In 2016, 27 tenured faculty members at John A. Logan Community College in Illinois were laid off. The following year, seven of those faculty members sued the Board of Trustees, arguing that the college replaced them with adjuncts in violation of the Illinois Public Community College Act. Last month, the Illinois Supreme Court sided with the faculty.

The decision is a rare win for tenured faculty, who have seen their power and job protections erode in recent years. Numerous institutions have laid off faculty members this year, and at some, administrators have all but stated the professors will be replaced with adjuncts, who are cheaper to employ.

The decision won't affect professors outside Illinois or those working for four-year institutions, but it sets a precedent that a community college in the state cannot lay off full-time faculty members to replace them with adjuncts.

Much of the Illinois Supreme Court case rested on interpretation of a few words in the law. The Public Community College Act stipulates that laid-off faculty members shall have preferred right of reappointment for about two years for positions they are qualified for, “provided that no non-tenure faculty member or other employee with less seniority shall be employed to render a service which a tenured faculty member is competent to render.”
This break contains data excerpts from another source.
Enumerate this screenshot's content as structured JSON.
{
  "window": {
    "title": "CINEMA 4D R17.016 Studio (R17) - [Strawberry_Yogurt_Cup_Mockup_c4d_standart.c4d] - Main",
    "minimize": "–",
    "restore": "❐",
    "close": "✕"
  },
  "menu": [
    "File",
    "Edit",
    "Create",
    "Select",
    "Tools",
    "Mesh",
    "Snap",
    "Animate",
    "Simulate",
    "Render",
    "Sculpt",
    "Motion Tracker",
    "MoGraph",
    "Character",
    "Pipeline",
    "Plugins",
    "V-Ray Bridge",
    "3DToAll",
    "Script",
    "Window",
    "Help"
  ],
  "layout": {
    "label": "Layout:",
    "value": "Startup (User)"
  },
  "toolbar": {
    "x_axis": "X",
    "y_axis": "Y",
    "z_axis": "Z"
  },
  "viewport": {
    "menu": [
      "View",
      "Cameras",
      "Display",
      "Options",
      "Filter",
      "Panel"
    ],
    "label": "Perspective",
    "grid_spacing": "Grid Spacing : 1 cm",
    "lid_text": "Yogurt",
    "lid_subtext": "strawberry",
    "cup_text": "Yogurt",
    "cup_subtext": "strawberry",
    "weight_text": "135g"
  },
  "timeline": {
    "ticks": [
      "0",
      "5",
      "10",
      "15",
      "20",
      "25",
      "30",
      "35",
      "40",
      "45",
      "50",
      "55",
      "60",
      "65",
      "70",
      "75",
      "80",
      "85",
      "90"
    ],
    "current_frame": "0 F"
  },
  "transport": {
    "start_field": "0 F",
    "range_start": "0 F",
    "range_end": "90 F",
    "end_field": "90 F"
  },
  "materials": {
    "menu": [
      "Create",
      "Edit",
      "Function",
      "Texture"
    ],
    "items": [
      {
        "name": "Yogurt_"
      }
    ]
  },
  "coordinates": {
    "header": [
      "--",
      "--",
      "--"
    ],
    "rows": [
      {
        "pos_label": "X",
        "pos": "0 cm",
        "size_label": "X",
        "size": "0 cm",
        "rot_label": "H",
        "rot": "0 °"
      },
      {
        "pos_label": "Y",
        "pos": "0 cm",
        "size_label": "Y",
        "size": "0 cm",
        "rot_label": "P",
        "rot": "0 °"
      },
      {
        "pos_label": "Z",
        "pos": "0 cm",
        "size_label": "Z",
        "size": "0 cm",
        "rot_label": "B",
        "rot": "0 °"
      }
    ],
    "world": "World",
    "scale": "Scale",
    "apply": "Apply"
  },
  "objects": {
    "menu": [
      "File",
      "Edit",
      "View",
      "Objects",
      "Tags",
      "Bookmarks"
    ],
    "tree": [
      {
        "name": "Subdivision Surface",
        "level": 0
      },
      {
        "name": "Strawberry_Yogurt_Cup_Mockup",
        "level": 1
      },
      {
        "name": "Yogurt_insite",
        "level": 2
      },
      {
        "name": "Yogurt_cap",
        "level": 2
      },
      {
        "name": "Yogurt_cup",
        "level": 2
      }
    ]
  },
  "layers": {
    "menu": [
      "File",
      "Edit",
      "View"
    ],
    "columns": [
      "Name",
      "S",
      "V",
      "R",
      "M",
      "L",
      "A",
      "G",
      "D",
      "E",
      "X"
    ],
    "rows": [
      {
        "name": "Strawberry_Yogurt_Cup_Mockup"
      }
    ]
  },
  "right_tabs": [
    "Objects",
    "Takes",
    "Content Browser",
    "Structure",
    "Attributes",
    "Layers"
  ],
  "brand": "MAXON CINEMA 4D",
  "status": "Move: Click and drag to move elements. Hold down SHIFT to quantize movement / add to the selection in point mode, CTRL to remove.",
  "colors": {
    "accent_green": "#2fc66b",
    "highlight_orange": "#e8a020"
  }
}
The majority opinion held that “other employees with less seniority” includes adjunct instructors. The dissenting opinion argued, in part, that because adjuncts cannot accrue any seniority at all, the clause does not refer to them.

“As I argued and the majority found, no seniority is less than some seniority,” said Loretta Haggard, a lawyer for the faculty members. “To say that someone isn’t capable of earning seniority and therefore they don’t fall within the definition of someone who has less seniority doesn’t really make sense.”